Est-ce l'homme ou est-ce la femme ? Il est même possible qu'une tierce personne soit intervenue. Ce qui m'entoure disparaît subitement. Mes paupières s'ouvrent et se referment de façon irrégulière. Ma jambe est compressée, probablement une énième hémorragie. Mon sang désire s'échapper de mes veines avec ardeur. Mon propre corps se tue. Je ne possède plus d'énergie, plus aucun cri ne retentit, mais seulement des grondements de plus en plus faiblards. Le monde se soustrait à ma vue et c'est encore le trou noir.
— Non, son cœur bat toujours. Allez, ma jolie ! Bon sang, accrochez-vous, je vous en supplie ! Les secours arrivent.
— J'espère que nous n'aurons pas autant bataillé pour la perdre deux minutes avant qu'ils débarquent !

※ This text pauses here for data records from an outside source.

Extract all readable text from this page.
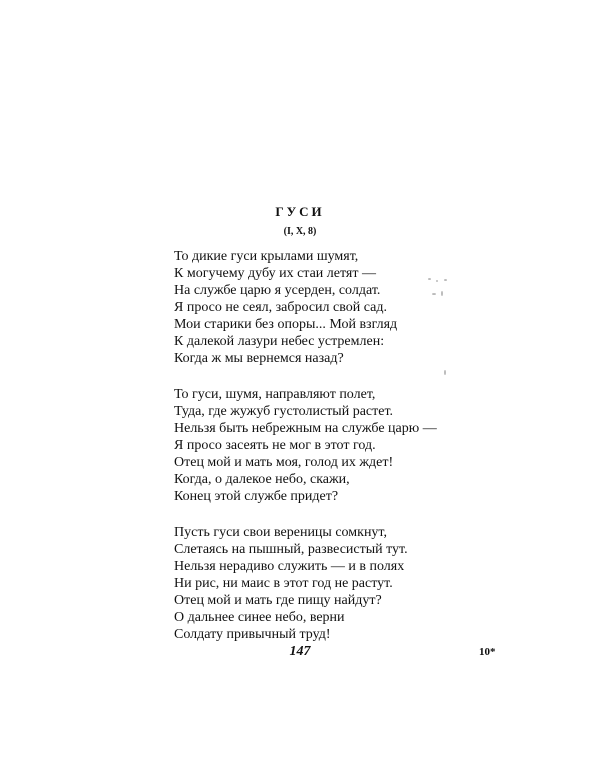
ГУСИ
(I, X, 8)
То дикие гуси крылами шумят,
К могучему дубу их стаи летят —
На службе царю я усерден, солдат.
Я просо не сеял, забросил свой сад.
Мои старики без опоры... Мой взгляд
К далекой лазури небес устремлен:
Когда ж мы вернемся назад?
То гуси, шумя, направляют полет,
Туда, где жужуб густолистый растет.
Нельзя быть небрежным на службе царю —
Я просо засеять не мог в этот год.
Отец мой и мать моя, голод их ждет!
Когда, о далекое небо, скажи,
Конец этой службе придет?
Пусть гуси свои вереницы сомкнут,
Слетаясь на пышный, развесистый тут.
Нельзя нерадиво служить — и в полях
Ни рис, ни маис в этот год не растут.
Отец мой и мать где пищу найдут?
О дальнее синее небо, верни
Солдату привычный труд!
147	10*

— Quelle compassion, Marla, merci !
Mes pensées se dispersent. Je retrouve mon néant, mais une force m'en tire encore et encore. J'ai tellement mal, ma souffrance ne cesse de croître. Pourquoi est-ce que je ne meures pas ? Le peu de colère que je réussis à canaliser se dirige instantanément sur mes soi-disant sauveurs. Ils retardent l'inévitable. La douleur dévore chaque parcelle de mon être. Je n'aspire plus à être sauvée. Mais, un vacarme m'oblige à relever mes paupières.
— Services médicaux ! Qu'a subi cette jeune femme ? Levons-la ensemble. A trois !
— Nous n'en savons rien. Elle se trouvait, seule, à proximité du Sanctuaire des Neiges Sacrées. Inconsciente. Nous avons effectué les premiers soins, mais elle est trop endommagée.
— Très bien, bon boulot ! Nous la prenons en charge à partir de maintenant. Un ! Deux ! Trois !
Ils me portent derechef et me déposent sur une surface dure et rugueuse. J'en gigote d'inconfort. Beaucoup de mains touchent ma peau. J'aimerais les chasser. Un tissu incroyablement doux, fin et plein de chaleur me couvre. J'ai l'impression de ne plus être nue et vulnérable. Je suppose être allongée sur le fameux brancard, cachée sous un drap. Celui-ci me transporte à l'extérieur où la neige salue mon visage une fois de plus. Quelques flocons atterrissent doucement sur mes joues brûlantes.
— Cränos la sauvera-t-elle ? s'enquiert l'homme.
— Nous ferons le nécessaire au bloc opératoire, monsieur.
Je ne tolère plus tout ce bruit, il me répugne. Alors, je me renferme dans la tranquillité. Je n'entends plus, ne ressens plus, ne vois plus. Parfait. Je me délecte de cette harmonie silencieuse.